Third, the city’s gateway. All cities have some form of entrance or vantage point that occurs at its edge. It is important to recognize that a gateway can mean both a physical entrance demarcating a border and a vantage, or observation, point that reveals the city to travelers. In the past this physical entrance tended to be heavily protected and in the form of a gate in the city wall. As for a vantage point, travelers trying to reach the city may crest a hill and have a complete view of the entire area.
Today the gateway or entrance of a city has been adapted to fit a car-centric society. A gateway may be crossing a bridge, most notably Golden Gate Bridge in San Francisco. In other instances a gateway may be via the interstate highway system entering a city.
A common sight when entering a gateway is a city’s identity signage, or welcome sign. These signs and messages are designed to mark a boundary of a locality but may also attempt to highlight the community’s values and promote economic development.

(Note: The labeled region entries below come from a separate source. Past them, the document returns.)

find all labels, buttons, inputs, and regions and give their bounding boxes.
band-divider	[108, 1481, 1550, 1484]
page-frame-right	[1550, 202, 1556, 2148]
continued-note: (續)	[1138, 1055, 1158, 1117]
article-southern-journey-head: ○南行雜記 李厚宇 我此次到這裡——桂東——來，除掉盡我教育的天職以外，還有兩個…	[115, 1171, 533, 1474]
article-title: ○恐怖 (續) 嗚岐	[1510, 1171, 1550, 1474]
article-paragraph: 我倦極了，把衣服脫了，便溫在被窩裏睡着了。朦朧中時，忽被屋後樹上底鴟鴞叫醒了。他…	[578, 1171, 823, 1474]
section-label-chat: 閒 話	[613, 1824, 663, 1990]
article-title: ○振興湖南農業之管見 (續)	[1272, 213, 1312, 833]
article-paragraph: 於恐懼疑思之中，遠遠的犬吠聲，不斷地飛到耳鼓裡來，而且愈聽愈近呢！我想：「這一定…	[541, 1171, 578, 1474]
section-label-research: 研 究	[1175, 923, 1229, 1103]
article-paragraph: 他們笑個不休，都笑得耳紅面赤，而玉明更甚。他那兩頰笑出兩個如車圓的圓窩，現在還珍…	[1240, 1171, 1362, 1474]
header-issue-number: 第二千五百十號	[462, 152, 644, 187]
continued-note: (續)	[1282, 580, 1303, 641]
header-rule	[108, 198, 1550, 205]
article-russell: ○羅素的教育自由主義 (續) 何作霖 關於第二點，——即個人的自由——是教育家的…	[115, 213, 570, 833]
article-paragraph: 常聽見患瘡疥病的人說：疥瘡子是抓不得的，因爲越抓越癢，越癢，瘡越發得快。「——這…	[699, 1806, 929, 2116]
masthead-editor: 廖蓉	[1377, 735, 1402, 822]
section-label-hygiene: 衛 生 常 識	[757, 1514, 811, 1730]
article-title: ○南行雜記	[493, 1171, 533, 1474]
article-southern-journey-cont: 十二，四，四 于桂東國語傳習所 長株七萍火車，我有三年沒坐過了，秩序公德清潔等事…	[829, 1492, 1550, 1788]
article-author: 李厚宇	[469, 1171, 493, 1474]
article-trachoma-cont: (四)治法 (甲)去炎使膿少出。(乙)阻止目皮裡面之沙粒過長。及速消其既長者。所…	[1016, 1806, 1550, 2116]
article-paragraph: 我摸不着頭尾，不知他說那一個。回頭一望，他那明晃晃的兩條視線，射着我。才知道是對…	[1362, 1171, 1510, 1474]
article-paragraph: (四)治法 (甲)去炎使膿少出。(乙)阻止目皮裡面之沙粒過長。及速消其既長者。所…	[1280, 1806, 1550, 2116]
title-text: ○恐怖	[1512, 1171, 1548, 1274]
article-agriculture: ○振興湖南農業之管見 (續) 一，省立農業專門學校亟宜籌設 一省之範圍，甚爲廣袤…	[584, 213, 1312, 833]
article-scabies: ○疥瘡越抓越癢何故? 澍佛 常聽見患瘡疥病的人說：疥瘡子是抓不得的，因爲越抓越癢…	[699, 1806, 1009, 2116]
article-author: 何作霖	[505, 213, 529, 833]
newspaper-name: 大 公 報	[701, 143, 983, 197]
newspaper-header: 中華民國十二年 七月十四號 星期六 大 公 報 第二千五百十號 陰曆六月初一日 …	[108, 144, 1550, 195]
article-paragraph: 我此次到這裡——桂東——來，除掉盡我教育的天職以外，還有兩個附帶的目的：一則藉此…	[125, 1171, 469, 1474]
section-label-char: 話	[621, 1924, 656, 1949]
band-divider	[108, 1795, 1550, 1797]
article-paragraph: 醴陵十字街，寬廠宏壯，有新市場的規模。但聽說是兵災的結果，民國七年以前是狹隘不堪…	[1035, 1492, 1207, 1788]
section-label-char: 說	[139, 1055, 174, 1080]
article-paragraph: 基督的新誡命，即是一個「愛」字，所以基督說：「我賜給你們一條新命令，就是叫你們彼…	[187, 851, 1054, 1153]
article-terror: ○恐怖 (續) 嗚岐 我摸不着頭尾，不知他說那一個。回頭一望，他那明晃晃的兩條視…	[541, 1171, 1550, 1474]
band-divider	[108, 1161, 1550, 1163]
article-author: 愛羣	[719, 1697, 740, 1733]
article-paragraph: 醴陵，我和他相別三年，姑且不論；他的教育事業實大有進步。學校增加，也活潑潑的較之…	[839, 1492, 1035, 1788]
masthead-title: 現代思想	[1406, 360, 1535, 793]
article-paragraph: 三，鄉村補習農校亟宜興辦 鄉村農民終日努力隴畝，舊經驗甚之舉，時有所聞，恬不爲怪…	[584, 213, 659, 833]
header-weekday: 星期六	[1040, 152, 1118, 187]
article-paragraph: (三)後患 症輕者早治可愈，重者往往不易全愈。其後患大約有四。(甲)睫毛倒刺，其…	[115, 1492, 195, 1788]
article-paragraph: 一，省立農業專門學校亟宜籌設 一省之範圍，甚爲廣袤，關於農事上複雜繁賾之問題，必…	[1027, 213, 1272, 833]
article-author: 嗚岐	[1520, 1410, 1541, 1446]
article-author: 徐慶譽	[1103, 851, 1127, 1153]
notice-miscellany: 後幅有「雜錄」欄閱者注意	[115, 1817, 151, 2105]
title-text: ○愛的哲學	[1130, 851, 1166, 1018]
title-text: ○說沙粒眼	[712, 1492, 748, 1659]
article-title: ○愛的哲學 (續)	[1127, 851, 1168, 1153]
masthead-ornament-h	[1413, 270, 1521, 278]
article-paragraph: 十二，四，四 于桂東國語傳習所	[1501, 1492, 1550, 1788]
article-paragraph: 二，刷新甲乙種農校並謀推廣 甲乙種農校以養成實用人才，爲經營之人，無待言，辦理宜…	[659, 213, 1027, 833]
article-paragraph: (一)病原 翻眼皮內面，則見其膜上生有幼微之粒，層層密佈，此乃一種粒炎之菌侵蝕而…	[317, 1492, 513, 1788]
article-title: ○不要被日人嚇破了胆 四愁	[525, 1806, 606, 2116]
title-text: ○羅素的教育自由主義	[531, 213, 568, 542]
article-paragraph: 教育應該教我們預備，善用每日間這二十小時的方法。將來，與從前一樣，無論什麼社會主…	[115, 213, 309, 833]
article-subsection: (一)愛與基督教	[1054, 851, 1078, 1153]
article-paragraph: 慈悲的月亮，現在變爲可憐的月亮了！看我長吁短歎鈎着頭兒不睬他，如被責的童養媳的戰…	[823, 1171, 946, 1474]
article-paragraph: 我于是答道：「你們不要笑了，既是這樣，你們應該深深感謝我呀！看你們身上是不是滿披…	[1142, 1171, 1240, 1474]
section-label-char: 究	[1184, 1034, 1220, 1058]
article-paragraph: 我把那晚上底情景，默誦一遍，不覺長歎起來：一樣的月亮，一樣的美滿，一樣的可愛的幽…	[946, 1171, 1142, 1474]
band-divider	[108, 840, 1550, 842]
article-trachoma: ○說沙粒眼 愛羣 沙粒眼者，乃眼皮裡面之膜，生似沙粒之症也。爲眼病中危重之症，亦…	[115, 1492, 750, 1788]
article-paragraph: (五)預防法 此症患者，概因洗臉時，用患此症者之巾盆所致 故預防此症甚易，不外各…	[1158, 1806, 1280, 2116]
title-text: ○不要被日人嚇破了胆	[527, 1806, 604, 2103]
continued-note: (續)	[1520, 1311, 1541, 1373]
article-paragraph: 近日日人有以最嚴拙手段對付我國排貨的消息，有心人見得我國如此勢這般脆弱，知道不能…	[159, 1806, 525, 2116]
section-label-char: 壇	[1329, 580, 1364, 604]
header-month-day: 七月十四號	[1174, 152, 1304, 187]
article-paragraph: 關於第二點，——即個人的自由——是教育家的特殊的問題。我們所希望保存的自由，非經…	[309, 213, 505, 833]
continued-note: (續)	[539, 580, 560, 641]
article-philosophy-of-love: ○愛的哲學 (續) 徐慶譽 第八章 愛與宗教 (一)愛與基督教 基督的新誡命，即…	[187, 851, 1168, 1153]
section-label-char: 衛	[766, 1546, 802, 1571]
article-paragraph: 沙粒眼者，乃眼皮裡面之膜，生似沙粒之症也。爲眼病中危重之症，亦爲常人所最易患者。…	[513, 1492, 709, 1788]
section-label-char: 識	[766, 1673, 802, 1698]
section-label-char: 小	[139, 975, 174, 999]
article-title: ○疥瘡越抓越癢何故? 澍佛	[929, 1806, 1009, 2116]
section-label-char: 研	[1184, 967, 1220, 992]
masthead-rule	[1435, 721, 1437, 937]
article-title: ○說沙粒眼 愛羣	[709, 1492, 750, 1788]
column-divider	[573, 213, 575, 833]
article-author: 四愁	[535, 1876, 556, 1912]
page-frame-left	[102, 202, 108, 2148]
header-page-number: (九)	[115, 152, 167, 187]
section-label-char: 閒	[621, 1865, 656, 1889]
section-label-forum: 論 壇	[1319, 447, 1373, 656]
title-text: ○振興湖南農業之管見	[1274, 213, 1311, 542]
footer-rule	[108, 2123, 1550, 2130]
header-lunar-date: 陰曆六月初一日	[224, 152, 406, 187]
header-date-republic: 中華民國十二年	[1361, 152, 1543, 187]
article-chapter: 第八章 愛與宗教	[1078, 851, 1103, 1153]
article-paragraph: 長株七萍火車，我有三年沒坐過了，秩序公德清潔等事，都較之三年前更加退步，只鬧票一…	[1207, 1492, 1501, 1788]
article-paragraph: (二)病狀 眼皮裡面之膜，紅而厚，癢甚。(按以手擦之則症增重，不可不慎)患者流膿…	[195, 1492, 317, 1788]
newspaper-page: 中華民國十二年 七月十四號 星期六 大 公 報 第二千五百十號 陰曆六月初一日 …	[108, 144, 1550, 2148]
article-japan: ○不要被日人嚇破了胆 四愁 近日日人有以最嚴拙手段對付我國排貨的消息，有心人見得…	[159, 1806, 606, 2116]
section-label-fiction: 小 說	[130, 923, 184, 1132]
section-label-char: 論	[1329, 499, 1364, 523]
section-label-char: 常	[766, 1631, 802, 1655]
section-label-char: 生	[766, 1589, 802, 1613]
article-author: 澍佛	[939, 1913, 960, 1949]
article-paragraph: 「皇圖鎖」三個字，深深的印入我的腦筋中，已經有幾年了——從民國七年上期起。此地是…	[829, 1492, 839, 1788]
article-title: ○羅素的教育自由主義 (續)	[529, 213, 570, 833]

Visitors may make assumptions on the prosperity of a city depending on the quality of its gateway. If a city has a sign that is well-designed and welcoming, it may give the impression of success and wellness of its residents. Conversely, a town with no sign at all may not leave much of an impression.
Below is a selection of welcome signs for your enjoyment:
Please share your own city’s gateway and/or welcome sign. What do you think it conveys about your city?
Urban design weaves together these elements, and many more, into a coherent, organized design structure. It is important for local government professionals to realize the importance of urban design, after all these elements influence how we interact with each other and the environment. Next week we will discuss three additional elements of urban design: Public Space, Transportation, and Landscape.
Urban design is about making connections between people and places, movement and urban form, nature and the built fabric.